Iterative Implementation Strategies

Consistent red-teaming evaluations, combined with ongoing production testing and meticulous documentation of issues, are vital for identifying potential risks and formulating mitigation strategies in generative AI systems. These periodic reviews should be designed to assess a variety of trends, from efficiency and bias in the model itself to sociological shifts in areas such as corporate culture or public perception of the tool. If tested and identified in a timely manner, the organization can readily adapt to these changes.

Big Picture Visualization

Aggregate feedback across use cases and stakeholders to better understand the strengths and vulnerabilities of the generative AI ecosystem as a whole. Be sure to include input from both direct users and those indirectly affected by the product and its outputs, as these form a more complete picture of any tool’s societal impact. Collaboration and knowledge sharing across AI-driven organizations is key to creating this type of systems thinking.

Examining the Entire GenAI Pipeline

There are many human and environmental inputs to generative AI products.
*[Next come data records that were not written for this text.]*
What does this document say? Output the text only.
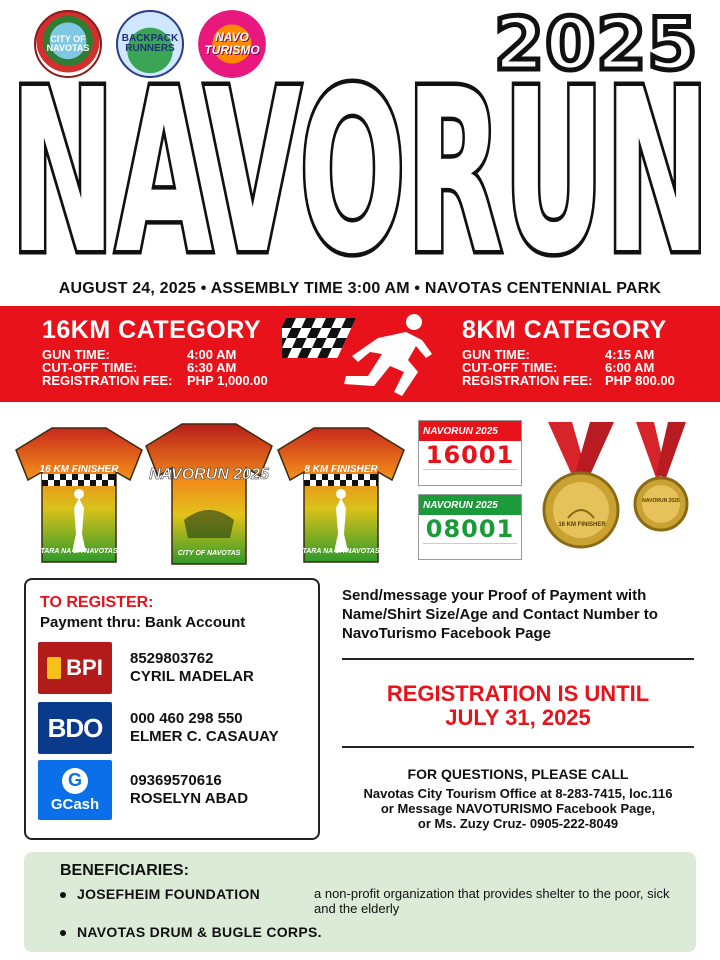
CITY OF NAVOTAS
BACKPACK RUNNERS
NAVO TURISMO	2025
NAVORUN
AUGUST 24, 2025 • ASSEMBLY TIME 3:00 AM • NAVOTAS CENTENNIAL PARK
16KM CATEGORY
GUN TIME:	4:00 AM
CUT-OFF TIME:	6:30 AM
REGISTRATION FEE: PHP 1,000.00
8KM CATEGORY
GUN TIME:	4:15 AM
CUT-OFF TIME:	6:00 AM
REGISTRATION FEE: PHP 800.00
16 KM FINISHER
TARA NA SA NAVOTAS
NAVORUN 2025
CITY OF NAVOTAS
8 KM FINISHER
TARA NA SA NAVOTAS
NAVORUN 2025
16001
NAVORUN 2025
08001	16 KM FINISHER
NAVORUN 2025
TO REGISTER:
Payment thru: Bank Account
BPI 8529803762
CYRIL MADELAR
BDO 000 460 298 550
ELMER C. CASAUAY
G
GCash
09369570616
ROSELYN ABAD
Send/message your Proof of Payment with Name/Shirt Size/Age and Contact Number to NavoTurismo Facebook Page
REGISTRATION IS UNTIL
JULY 31, 2025
FOR QUESTIONS, PLEASE CALL
Navotas City Tourism Office at 8-283-7415, loc.116
or Message NAVOTURISMO Facebook Page,
or Ms. Zuzy Cruz- 0905-222-8049
BENEFICIARIES:
JOSEFHEIM FOUNDATION	a non-profit organization that provides shelter to the poor, sick and the elderly
NAVOTAS DRUM & BUGLE CORPS.
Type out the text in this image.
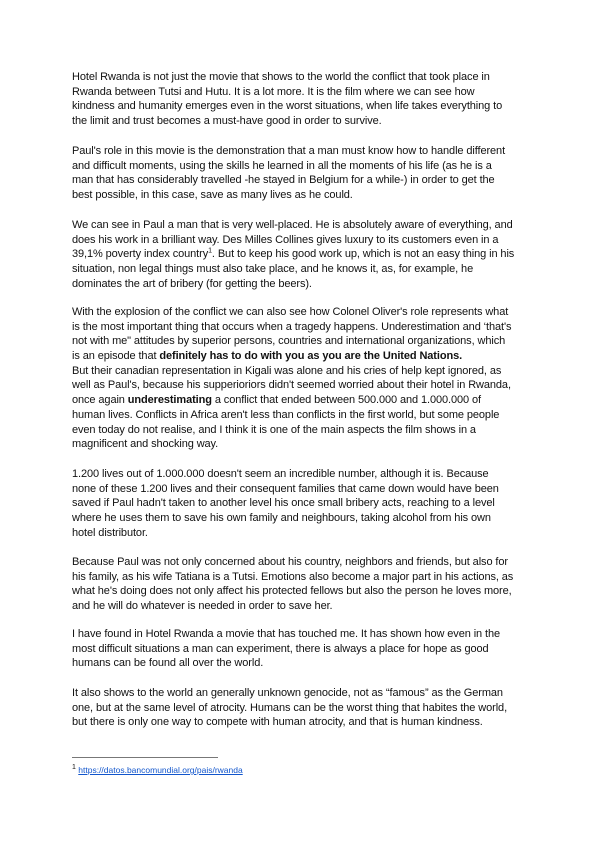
Hotel Rwanda is not just the movie that shows to the world the conflict that took place in
Rwanda between Tutsi and Hutu. It is a lot more. It is the film where we can see how
kindness and humanity emerges even in the worst situations, when life takes everything to
the limit and trust becomes a must-have good in order to survive.
Paul's role in this movie is the demonstration that a man must know how to handle different
and difficult moments, using the skills he learned in all the moments of his life (as he is a
man that has considerably travelled -he stayed in Belgium for a while-) in order to get the
best possible, in this case, save as many lives as he could.
We can see in Paul a man that is very well-placed. He is absolutely aware of everything, and
does his work in a brilliant way. Des Milles Collines gives luxury to its customers even in a
39,1% poverty index country$^1$. But to keep his good work up, which is not an easy thing in his
situation, non legal things must also take place, and he knows it, as, for example, he
dominates the art of bribery (for getting the beers).
With the explosion of the conflict we can also see how Colonel Oliver's role represents what
is the most important thing that occurs when a tragedy happens. Underestimation and ‘that's
not with me" attitudes by superior persons, countries and international organizations, which
is an episode that definitely has to do with you as you are the United Nations.
But their canadian representation in Kigali was alone and his cries of help kept ignored, as
well as Paul's, because his supperioriors didn't seemed worried about their hotel in Rwanda,
once again underestimating a conflict that ended between 500.000 and 1.000.000 of
human lives. Conflicts in Africa aren't less than conflicts in the first world, but some people
even today do not realise, and I think it is one of the main aspects the film shows in a
magnificent and shocking way.
1.200 lives out of 1.000.000 doesn't seem an incredible number, although it is. Because
none of these 1.200 lives and their consequent families that came down would have been
saved if Paul hadn't taken to another level his once small bribery acts, reaching to a level
where he uses them to save his own family and neighbours, taking alcohol from his own
hotel distributor.
Because Paul was not only concerned about his country, neighbors and friends, but also for
his family, as his wife Tatiana is a Tutsi. Emotions also become a major part in his actions, as
what he's doing does not only affect his protected fellows but also the person he loves more,
and he will do whatever is needed in order to save her.
I have found in Hotel Rwanda a movie that has touched me. It has shown how even in the
most difficult situations a man can experiment, there is always a place for hope as good
humans can be found all over the world.
It also shows to the world an generally unknown genocide, not as “famous” as the German
one, but at the same level of atrocity. Humans can be the worst thing that habites the world,
but there is only one way to compete with human atrocity, and that is human kindness.
$^1$ https://datos.bancomundial.org/pais/rwanda
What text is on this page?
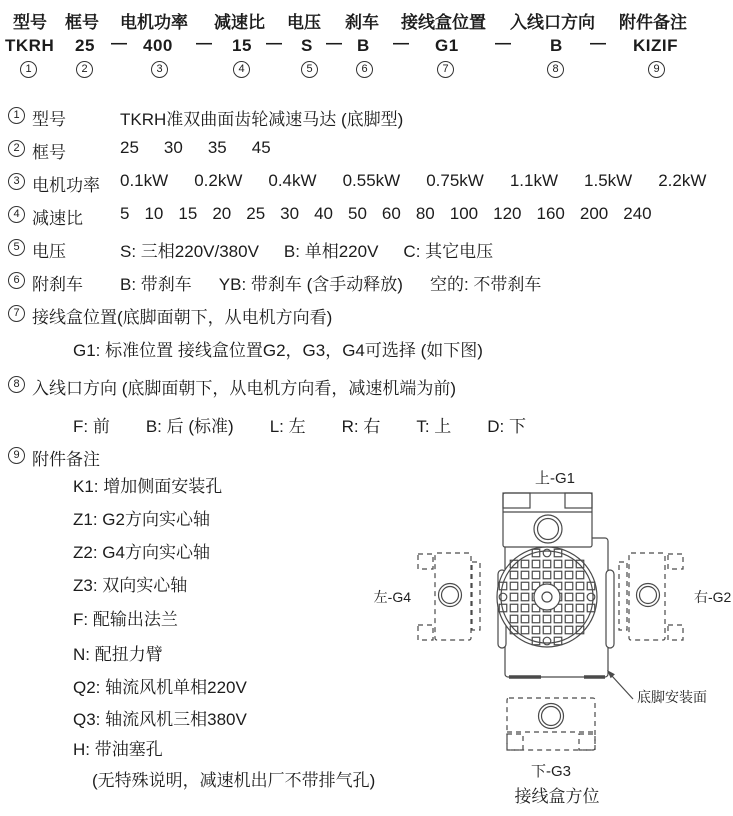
型号 框号 电机功率 减速比 电压 刹车 接线盒位置 入线口方向 附件备注
TKRH 25 — 400 — 15 — S — B — G1 — B — KIZIF
1	2	3	4	5	6	7	8	9
1 型号	TKRH准双曲面齿轮减速马达 (底脚型)
2 框号	25 30 35 45
3 电机功率 0.1kW 0.2kW 0.4kW 0.55kW 0.75kW 1.1kW 1.5kW 2.2kW
4 减速比 5 10 15 20 25 30 40 50 60 80 100 120 160 200 240
5 电压	S: 三相220V/380V B: 单相220V C: 其它电压
6 附刹车 B: 带刹车 YB: 带刹车 (含手动释放) 空的: 不带刹车
7 接线盒位置(底脚面朝下，从电机方向看)
G1: 标准位置 接线盒位置G2，G3，G4可选择 (如下图)
8 入线口方向 (底脚面朝下，从电机方向看，减速机端为前)
F: 前 B: 后 (标准) L: 左 R: 右 T: 上 D: 下
9 附件备注
K1: 增加侧面安装孔
Z1: G2方向实心轴
Z2: G4方向实心轴
Z3: 双向实心轴
F: 配输出法兰
N: 配扭力臂
Q2: 轴流风机单相220V
Q3: 轴流风机三相380V
H: 带油塞孔
(无特殊说明，减速机出厂不带排气孔)
底脚安装面
上-G1
左-G4	右-G2
下-G3
接线盒方位
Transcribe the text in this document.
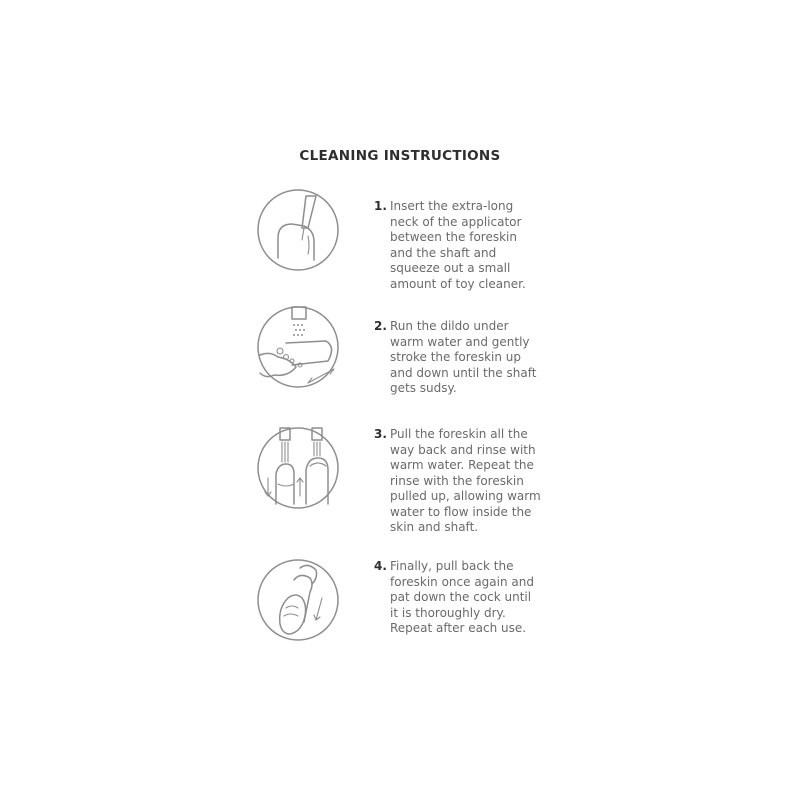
CLEANING INSTRUCTIONS
1. Insert the extra-long
neck of the applicator
between the foreskin
and the shaft and
squeeze out a small
amount of toy cleaner.

2. Run the dildo under
warm water and gently
stroke the foreskin up
and down until the shaft
gets sudsy.

3. Pull the foreskin all the
way back and rinse with
warm water. Repeat the
rinse with the foreskin
pulled up, allowing warm
water to flow inside the
skin and shaft.

4. Finally, pull back the
foreskin once again and
pat down the cock until
it is thoroughly dry.
Repeat after each use.
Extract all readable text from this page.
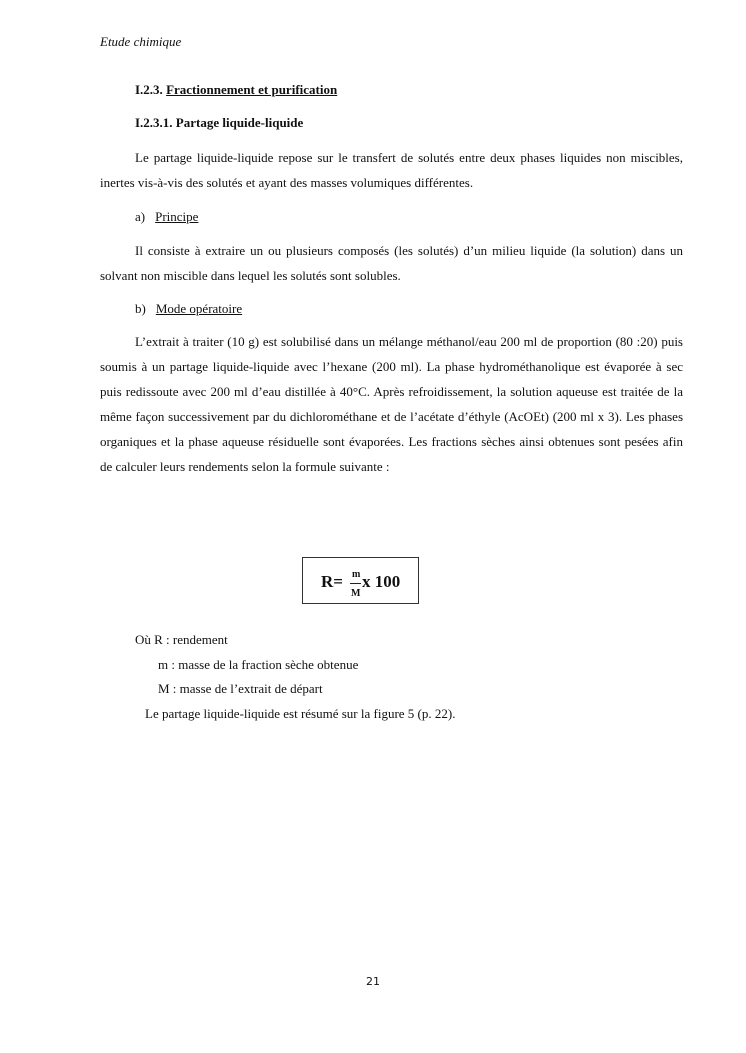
Etude chimique
I.2.3. Fractionnement et purification
I.2.3.1. Partage liquide-liquide
Le partage liquide-liquide repose sur le transfert de solutés entre deux phases liquides non miscibles, inertes vis-à-vis des solutés et ayant des masses volumiques différentes.
a) Principe
Il consiste à extraire un ou plusieurs composés (les solutés) d’un milieu liquide (la solution) dans un solvant non miscible dans lequel les solutés sont solubles.
b) Mode opératoire
L’extrait à traiter (10 g) est solubilisé dans un mélange méthanol/eau 200 ml de proportion (80 :20) puis soumis à un partage liquide-liquide avec l’hexane (200 ml). La phase hydrométhanolique est évaporée à sec puis redissoute avec 200 ml d’eau distillée à 40°C. Après refroidissement, la solution aqueuse est traitée de la même façon successivement par du dichlorométhane et de l’acétate d’éthyle (AcOEt) (200 ml x 3). Les phases organiques et la phase aqueuse résiduelle sont évaporées. Les fractions sèches ainsi obtenues sont pesées afin de calculer leurs rendements selon la formule suivante :
R= m
M
x 100
Où R : rendement
m : masse de la fraction sèche obtenue
M : masse de l’extrait de départ
Le partage liquide-liquide est résumé sur la figure 5 (p. 22).
21
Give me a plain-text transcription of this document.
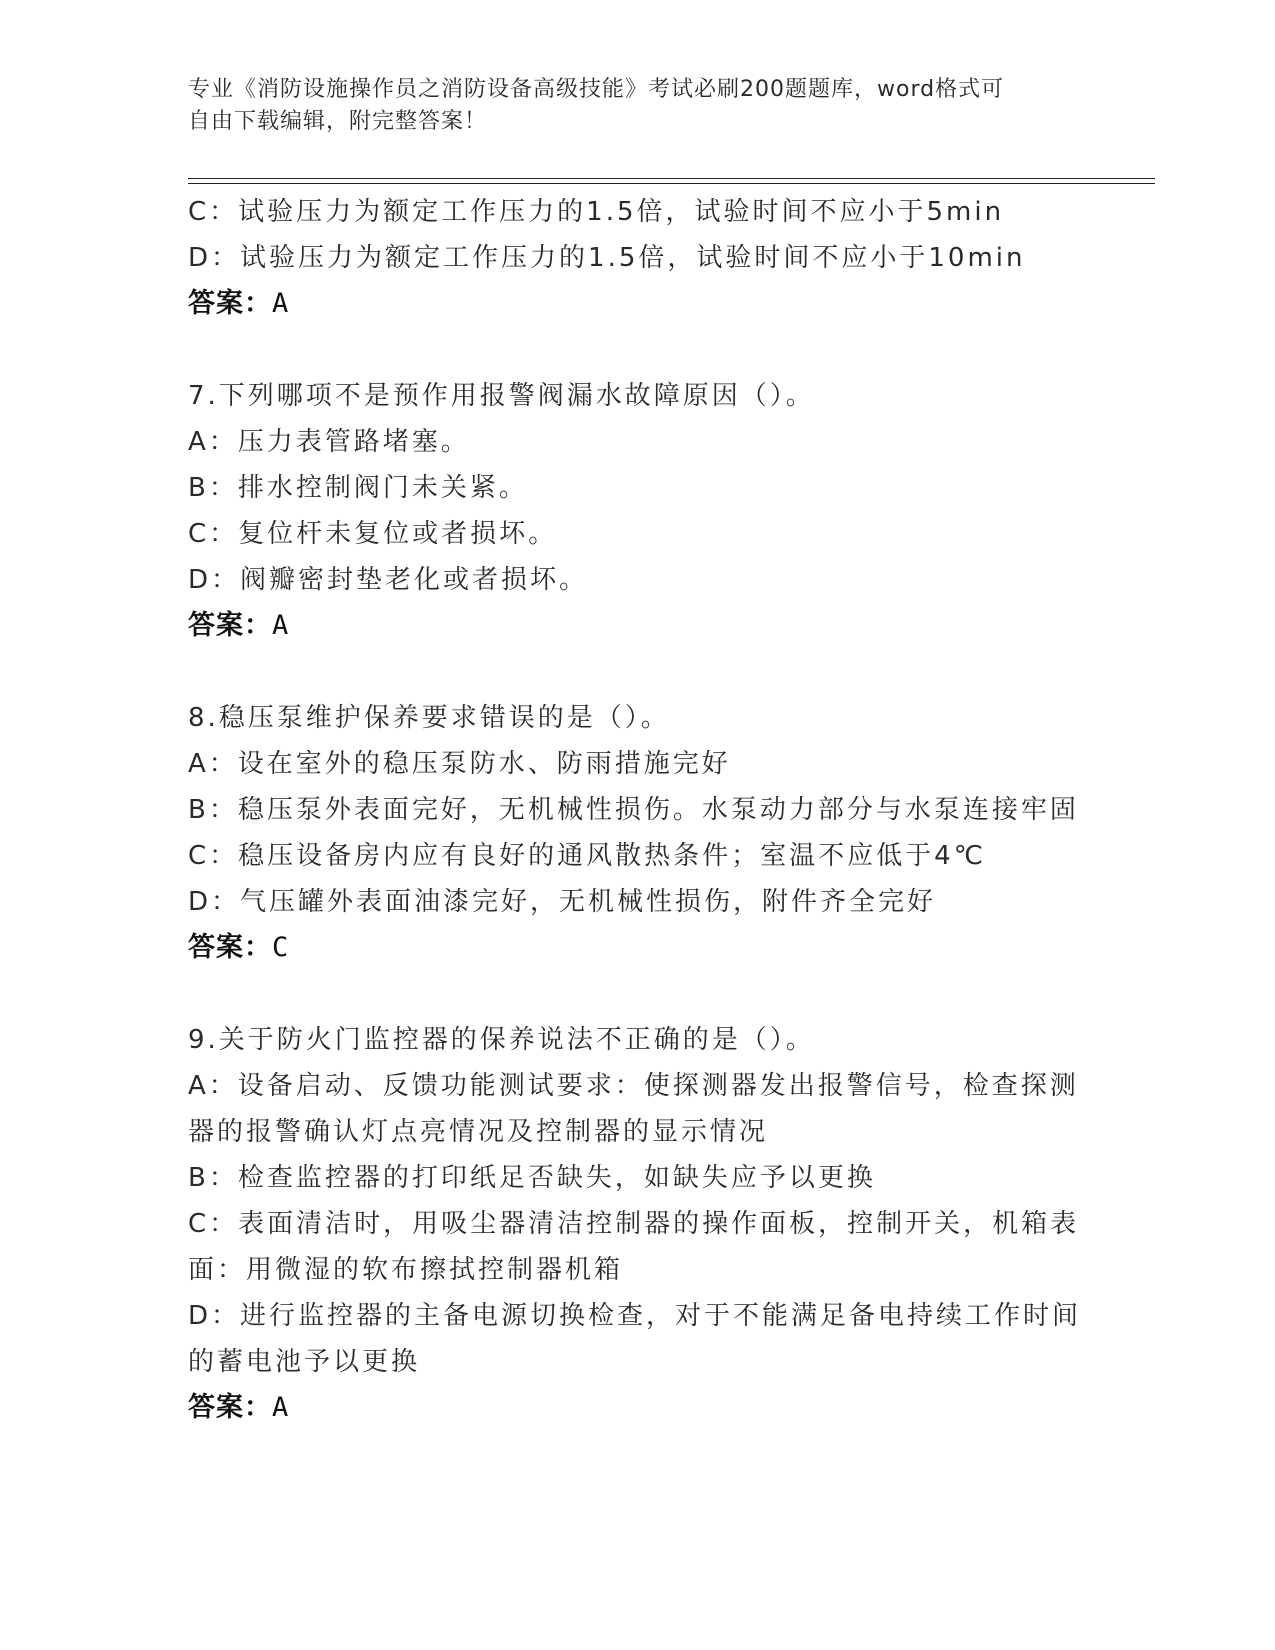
专业《消防设施操作员之消防设备高级技能》考试必刷200题题库，word格式可
自由下载编辑，附完整答案！
C：试验压力为额定工作压力的1.5倍，试验时间不应小于5min
D：试验压力为额定工作压力的1.5倍，试验时间不应小于10min
答案：A
7.下列哪项不是预作用报警阀漏水故障原因（）。
A：压力表管路堵塞。
B：排水控制阀门未关紧。
C：复位杆未复位或者损坏。
D：阀瓣密封垫老化或者损坏。
答案：A
8.稳压泵维护保养要求错误的是（）。
A：设在室外的稳压泵防水、防雨措施完好
B：稳压泵外表面完好，无机械性损伤。水泵动力部分与水泵连接牢固
C：稳压设备房内应有良好的通风散热条件；室温不应低于4℃
D：气压罐外表面油漆完好，无机械性损伤，附件齐全完好
答案：C
9.关于防火门监控器的保养说法不正确的是（）。
A：设备启动、反馈功能测试要求：使探测器发出报警信号，检查探测
器的报警确认灯点亮情况及控制器的显示情况
B：检查监控器的打印纸足否缺失，如缺失应予以更换
C：表面清洁时，用吸尘器清洁控制器的操作面板，控制开关，机箱表
面：用微湿的软布擦拭控制器机箱
D：进行监控器的主备电源切换检查，对于不能满足备电持续工作时间
的蓄电池予以更换
答案：A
Assessing the underlying infrastructure, mineral resources for hardware, energy and water use in computation, labor rights, land use (and possible community displacement) involved in the development process are all aspects which can often be overlooked. The costs of these inputs also factor into the economic and technological accessibility for consumers and the long-term viability of the product, so it is imperative for both the AI organization and society that they are taken into account.

Privacy Considerations

Strategies to Protect Personal Rights

Clear guidelines, consent protocols, and robust encryption methods are essential to ensure that data collection doesn’t infringe on personal rights or become susceptible to misuse. Although many countries currently have data privacy regulations, it is in the best interest of the AI product owners to establish substantial internal processes which meet or exceed those requirements.

Discernable Data

Users should be in charge of their data, which entails the use of transparent, clear language about what is being collected, how it will be used, how long it will be stored, and how to opt out of further data usage. Likewise, the company should have clear internal justifications for the data they collect. Wherever possible, only the most relevant and necessary data for a given use case should be collected, and datasets should be continuously evaluated for extraneous sensitive user data.

Build vs Buy

One way to limit liability and ensure data collection is appropriate for its use case is to evaluate whether a new model or dataset is optimal for the success of the application. In cases where pre-established and vetted data is available and well suited to the model, it may be best to source from a trusted vendor. However, if the application relies on unique or novel sources of data, that investment is best attributed to building capable teams and processes who can ethically create the specific model required.

Balancing Biometrics and Privacy

As the need for generative AI expands, so does its appetite for diverse data, including biometrics. Biometric data, derived from real-time behaviors, can enhance the depth and realism of generated outputs. However, the collection of such personal and sensitive data presents undeniable privacy concerns. It becomes paramount to strike a balance between harnessing the potential of biometric data for generative AI and safeguarding individual privacy.

Stakeholders and Skill Sets

Stakeholder Engagement

Participatory processes where stakeholders are engaged at every stage of development have a multitude of benefits. For enterprises, engaging both users and indirectly affected stakeholders mitigates unanticipated negative externalities, establishes a product-market fit by correctly identifying the problem and meeting it with the right solution, and creates an audience of adopters by establishing trust and dialogue from outset to implementation. For stakeholders, this offers the opportunity to shape solutions and feel some ownership of how they interact with the world through new technologies.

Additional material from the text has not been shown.